Later in the evening, a Junkanoo ensemble from Marsh Harbour entertains the crowd with a colorful procession of costumed dancers and musicians through the streets of the Settlement . This act is followed by the Gully Roosters, the most popular band in the Abacos.
Each day while docked at Leeward Yacht Club, the weather forecast seems to change from bad to worse. A stalled frontal TROF that has been hovering over the Bahamas for more than a week will become more organized as it lifts back to the north. By mid-week, this system is expected to develop into a tropical storm with winds in excess of 39 knots. Since a tropical storm is a rare occurrence at this time of year, the computerized, forecasting models lack the benefit of history to predict the path and intensity of the storm.
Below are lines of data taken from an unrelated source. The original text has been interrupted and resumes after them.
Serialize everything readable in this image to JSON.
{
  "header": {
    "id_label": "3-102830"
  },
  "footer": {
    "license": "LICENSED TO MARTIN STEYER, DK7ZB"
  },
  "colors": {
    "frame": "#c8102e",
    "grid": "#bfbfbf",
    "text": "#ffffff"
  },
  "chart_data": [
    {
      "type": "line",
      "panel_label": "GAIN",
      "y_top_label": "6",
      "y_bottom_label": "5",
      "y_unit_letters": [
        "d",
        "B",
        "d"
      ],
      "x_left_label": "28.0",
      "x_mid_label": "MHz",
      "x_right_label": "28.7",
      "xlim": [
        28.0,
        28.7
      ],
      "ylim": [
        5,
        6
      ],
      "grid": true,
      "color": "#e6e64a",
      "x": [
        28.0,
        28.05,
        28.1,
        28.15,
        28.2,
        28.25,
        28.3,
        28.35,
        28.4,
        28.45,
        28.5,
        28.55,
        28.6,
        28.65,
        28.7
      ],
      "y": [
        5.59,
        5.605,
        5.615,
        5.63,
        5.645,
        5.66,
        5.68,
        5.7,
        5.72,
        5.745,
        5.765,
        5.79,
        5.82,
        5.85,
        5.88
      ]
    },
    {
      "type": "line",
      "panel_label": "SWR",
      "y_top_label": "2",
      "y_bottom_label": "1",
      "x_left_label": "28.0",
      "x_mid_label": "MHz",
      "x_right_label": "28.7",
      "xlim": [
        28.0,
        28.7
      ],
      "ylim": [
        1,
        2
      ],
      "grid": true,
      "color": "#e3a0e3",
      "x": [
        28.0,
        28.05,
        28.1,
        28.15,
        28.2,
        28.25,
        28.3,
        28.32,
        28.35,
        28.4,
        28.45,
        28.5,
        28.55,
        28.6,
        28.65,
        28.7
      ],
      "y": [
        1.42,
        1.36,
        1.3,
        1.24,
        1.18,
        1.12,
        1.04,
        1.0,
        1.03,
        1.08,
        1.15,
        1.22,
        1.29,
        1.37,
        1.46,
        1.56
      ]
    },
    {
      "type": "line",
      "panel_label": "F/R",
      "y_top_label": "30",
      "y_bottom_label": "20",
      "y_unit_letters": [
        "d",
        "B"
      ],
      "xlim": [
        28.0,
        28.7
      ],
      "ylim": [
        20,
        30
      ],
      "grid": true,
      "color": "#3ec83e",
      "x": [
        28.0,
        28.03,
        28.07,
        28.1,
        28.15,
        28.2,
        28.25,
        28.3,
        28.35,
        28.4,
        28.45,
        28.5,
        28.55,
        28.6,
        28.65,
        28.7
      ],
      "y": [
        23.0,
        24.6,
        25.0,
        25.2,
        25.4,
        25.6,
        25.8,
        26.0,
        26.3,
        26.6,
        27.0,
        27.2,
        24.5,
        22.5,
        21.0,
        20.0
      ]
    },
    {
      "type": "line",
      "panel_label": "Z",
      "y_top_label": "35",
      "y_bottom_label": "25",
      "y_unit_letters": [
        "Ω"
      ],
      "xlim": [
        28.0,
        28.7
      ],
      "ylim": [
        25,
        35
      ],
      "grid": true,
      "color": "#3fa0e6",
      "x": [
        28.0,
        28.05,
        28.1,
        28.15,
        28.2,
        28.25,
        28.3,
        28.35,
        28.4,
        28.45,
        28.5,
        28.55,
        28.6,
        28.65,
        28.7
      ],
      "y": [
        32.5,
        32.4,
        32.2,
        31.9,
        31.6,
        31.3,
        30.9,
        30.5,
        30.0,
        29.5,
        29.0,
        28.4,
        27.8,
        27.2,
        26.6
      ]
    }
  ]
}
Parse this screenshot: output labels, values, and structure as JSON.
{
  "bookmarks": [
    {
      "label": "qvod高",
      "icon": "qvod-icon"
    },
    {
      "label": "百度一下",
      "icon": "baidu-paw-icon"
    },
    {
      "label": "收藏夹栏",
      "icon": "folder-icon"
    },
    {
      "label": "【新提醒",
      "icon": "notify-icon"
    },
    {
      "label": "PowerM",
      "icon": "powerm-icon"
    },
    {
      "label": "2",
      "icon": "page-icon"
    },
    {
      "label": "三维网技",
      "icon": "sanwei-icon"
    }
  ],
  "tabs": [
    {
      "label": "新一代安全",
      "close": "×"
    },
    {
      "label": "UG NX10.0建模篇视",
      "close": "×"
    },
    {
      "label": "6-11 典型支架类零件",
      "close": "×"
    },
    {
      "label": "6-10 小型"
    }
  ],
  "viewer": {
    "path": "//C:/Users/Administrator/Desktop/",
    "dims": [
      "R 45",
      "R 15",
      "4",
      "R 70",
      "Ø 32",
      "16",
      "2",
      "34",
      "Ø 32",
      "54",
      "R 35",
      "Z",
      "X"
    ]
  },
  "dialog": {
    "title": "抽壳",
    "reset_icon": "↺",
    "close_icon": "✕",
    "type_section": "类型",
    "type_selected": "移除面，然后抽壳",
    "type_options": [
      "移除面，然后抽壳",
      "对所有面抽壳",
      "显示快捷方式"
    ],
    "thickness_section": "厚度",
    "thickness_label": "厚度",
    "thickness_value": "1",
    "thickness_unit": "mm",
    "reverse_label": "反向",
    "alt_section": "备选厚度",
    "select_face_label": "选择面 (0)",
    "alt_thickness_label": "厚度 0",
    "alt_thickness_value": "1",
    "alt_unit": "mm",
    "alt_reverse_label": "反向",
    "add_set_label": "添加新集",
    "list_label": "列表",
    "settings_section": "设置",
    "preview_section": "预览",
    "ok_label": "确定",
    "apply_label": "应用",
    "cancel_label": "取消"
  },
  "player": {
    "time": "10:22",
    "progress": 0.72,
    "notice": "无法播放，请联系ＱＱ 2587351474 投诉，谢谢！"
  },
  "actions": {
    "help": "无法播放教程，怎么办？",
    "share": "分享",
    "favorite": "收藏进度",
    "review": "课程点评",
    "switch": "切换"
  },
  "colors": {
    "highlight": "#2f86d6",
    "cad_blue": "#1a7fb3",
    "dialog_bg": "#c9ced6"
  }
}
We are in good company here at Leeward Yacht Club where there is pent up demand for conducive weather to accommodate Gulf Stream crossings to various ports on the U.S. east coast. The marina is filled with cruisers craving the latest weather information. This waiting game will continue until the forecast becomes more definitive. In the meantime, hikes to the beach, a stroll through the New Plymouth Settlement and afternoon Mexican train dominoes at the marina provide opportunities for exercise, entertainment and cruiser interaction.
On Monday evening, May 4th, the weather turns ugly, producing high winds, heavy downpours, thunderstorms and squalls which continue non-stop throughout the day on Tuesday. Soggy conditions give way to clearing skies on Wednesday afternoon. Ever so gradually, the mystery involving the track of the tropical storm Ana is unveiled. The low pressure core of the storm is expected to make landfall on the Carolina coast sometime during the weekend, then lift north to Cape Hatteras early next week. Improving weather in the northern Bahamas will facilitate our departure for the U.S. east coast this weekend.
Due to events beyond our control, what was intended to be a whirlwind, one-week tour of the Abacos has evolved into a three-week stay. Never in our wildest imagination would we have expected to encounter a tropical storm during the first week of May. But our extended visit here has provided other tangible benefits, not the least of which has involved the opportunity to spend quality time with old friends and form new friendships. Such is the nature of the cruising lifestyle, where unexpected events frequently result in the most treasured of memories.
On Friday, May 8th, Cutter Loose departs Green Turtle Cay, bound for the great city of Charleston, SC.